There is a bunch of 64 bit numbers in the column format which only have default value in 99.999% of all cases and very often your column value is just an 8 byte int, a boolean or a short text entry. That is, in most cases the column meta data is many times larger than the value stored.
This would have been my first implementation. Mostly because I have a working implementation of it already and the mapping table would be very easy to move to a config file with just a list of column names read at cassandra startup, or stored in a similar way to column family and other internal config (just as another keyspace for config). Unfortunately, it is a little bit work also to push such config data down to the serializer. At least as the code was organized 2 years ago.
Notice again, you do not need any sort of atomic handling of the updates to the map in any way in this implementation. You can add map entries at any time. The result after deserializing is always the same as column names can have a mix of raw and map id values thanks to the "column feature bitmap" that was introduced.
Entries that was stored as raw strings will eventually be replaced by ID's to the map as compaction clean things up.
2. Auto learning feature with mapping table per sstable.
This would be stage 2 of the implementation.
When starting to create a new SSTable, build a sampling of the most frequently occuring column names and gradually start mapping them to ID's.
Add the mapping table to the end of the SSTable or in a separate .map file (similar to index files) at the completion of sstable generation.
The initial id mapping could be further improved by maintaining a global map of column names. This "global map" would not be used for serialization/deserialization. It would be used to pre-populate the value for a sstable and would only be statistics to optimize things further by reducing the number of mapping variances between sstables and reducing the number of raw values getting stored a bit more.
The id map would still be local to each sstable in terms of storage, but having such statistics would allow you to dramatically reduce the size of a potentially shared id cache across sstables where a lot of mapping entries would be identical.
Some may feel that we would run out of memory quickly or use a lot of extra disk with maps per sstable, but I guess that we only really need to deal with the top few thousand entries in each sstable and this would not be a problem to keep in a idmap cache in terms of size.
This is really just the top X re-occuring column names or column name sub pattern
If you have more unique column entries that this in a sstable, this will probably not be the feature that will save the day anyway as the benefit per column entry will be quite small vs. the overhead and the entire feature should potentially disable itself automagically if there is no frequently repeating patterns.
3. I had some ideas for moving the mapping up from the serializer to allow things like streaming entries including id maps between nodes, but things do indeed quickly get ugly and I do not remember clearly how I had planned to do this.
The reason I isolated the mapping function to the serializer is that it looked incredibly messy to move this further "up" in the stack.

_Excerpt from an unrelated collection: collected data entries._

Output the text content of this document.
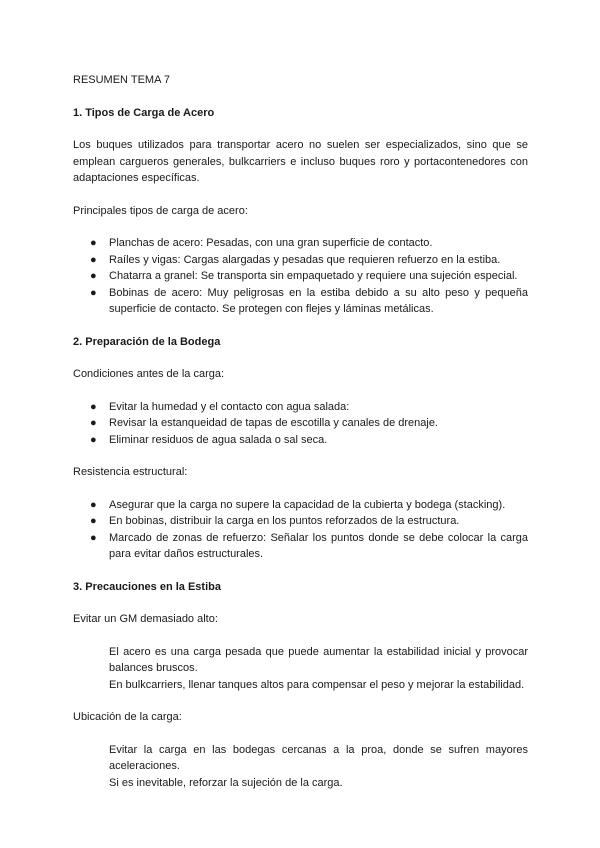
RESUMEN TEMA 7

1. Tipos de Carga de Acero

Los buques utilizados para transportar acero no suelen ser especializados, sino que se emplean cargueros generales, bulkcarriers e incluso buques roro y portacontenedores con adaptaciones específicas.

Principales tipos de carga de acero:

● Planchas de acero: Pesadas, con una gran superficie de contacto.
● Raíles y vigas: Cargas alargadas y pesadas que requieren refuerzo en la estiba.
● Chatarra a granel: Se transporta sin empaquetado y requiere una sujeción especial.
● Bobinas de acero: Muy peligrosas en la estiba debido a su alto peso y pequeña superficie de contacto. Se protegen con flejes y láminas metálicas.

2. Preparación de la Bodega

Condiciones antes de la carga:

● Evitar la humedad y el contacto con agua salada:
● Revisar la estanqueidad de tapas de escotilla y canales de drenaje.
● Eliminar residuos de agua salada o sal seca.

Resistencia estructural:

● Asegurar que la carga no supere la capacidad de la cubierta y bodega (stacking).
● En bobinas, distribuir la carga en los puntos reforzados de la estructura.
● Marcado de zonas de refuerzo: Señalar los puntos donde se debe colocar la carga para evitar daños estructurales.

3. Precauciones en la Estiba

Evitar un GM demasiado alto:

El acero es una carga pesada que puede aumentar la estabilidad inicial y provocar balances bruscos.

En bulkcarriers, llenar tanques altos para compensar el peso y mejorar la estabilidad.

Ubicación de la carga:

Evitar la carga en las bodegas cercanas a la proa, donde se sufren mayores aceleraciones.

Si es inevitable, reforzar la sujeción de la carga.
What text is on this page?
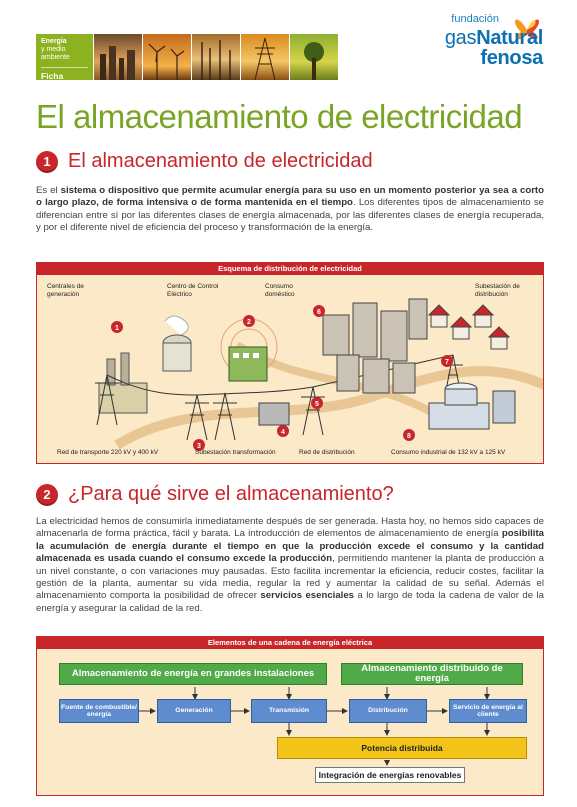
Energía
y medio ambiente
Ficha pedagógica
fundación
gasNatural
fenosa
El almacenamiento de electricidad
1 El almacenamiento de electricidad

Es el sistema o dispositivo que permite acumular energía para su uso en un momento posterior ya sea a corto o largo plazo, de forma intensiva o de forma mantenida en el tiempo. Los diferentes tipos de almacenamiento se diferencian entre sí por las diferentes clases de energía almacenada, por las diferentes clases de energía recuperada, y por el diferente nivel de eficiencia del proceso y transformación de la energía.

Esquema de distribución de electricidad
1
2
3
4
5
6
7
8
Centrales de generación
Centro de Control Eléctrico
Consumo doméstico
Subestación de distribución
Red de transporte 220 kV y 400 kV	Subestación transformación	Red de distribución	Consumo industrial de 132 kV a 125 kV
2 ¿Para qué sirve el almacenamiento?

La electricidad hemos de consumirla inmediatamente después de ser generada. Hasta hoy, no hemos sido capaces de almacenarla de forma práctica, fácil y barata. La introducción de elementos de almacenamiento de energía posibilita la acumulación de energía durante el tiempo en que la producción excede el consumo y la cantidad almacenada es usada cuando el consumo excede la producción, permitiendo mantener la planta de producción a un nivel constante, o con variaciones muy pausadas. Esto facilita incrementar la eficiencia, reducir costes, facilitar la gestión de la planta, aumentar su vida media, regular la red y aumentar la calidad de su señal. Además el almacenamiento comporta la posibilidad de ofrecer servicios esenciales a lo largo de toda la cadena de valor de la energía y asegurar la calidad de la red.

Elementos de una cadena de energía eléctrica
Almacenamiento de energía en grandes instalaciones	Almacenamiento distribuido de energía
Fuente de combustible/ energía
Generación	Transmisión	Distribución
Servicio de energía al cliente
Potencia distribuida
Integración de energías renovables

Column sorts, range scans, lookukups...
Not fun at all and if the memtable is serialized anyway the memory consumption there and in disk cache is dramatically reduced.
Also... with a global static map here at startup time, I actually share the mapped strings across most columns in memory anyway as I believe they all become pointers to my static complied in map (again, this gets a lot more trivial to make work very well if this is a startup config, but yes a bit less user unfriendly)
I haven't looked at the cassandra code for way to long now.
Has it become easier to get to know sstable version numbers in the serializer class now?
I could maybe check if someone in the team here would like to take a stab at moving this to latest cassandra and commit it if the above implementation seems interesting.
Part of it should be really easy to port as long as we can get a bit more info into the serializer/deserializer.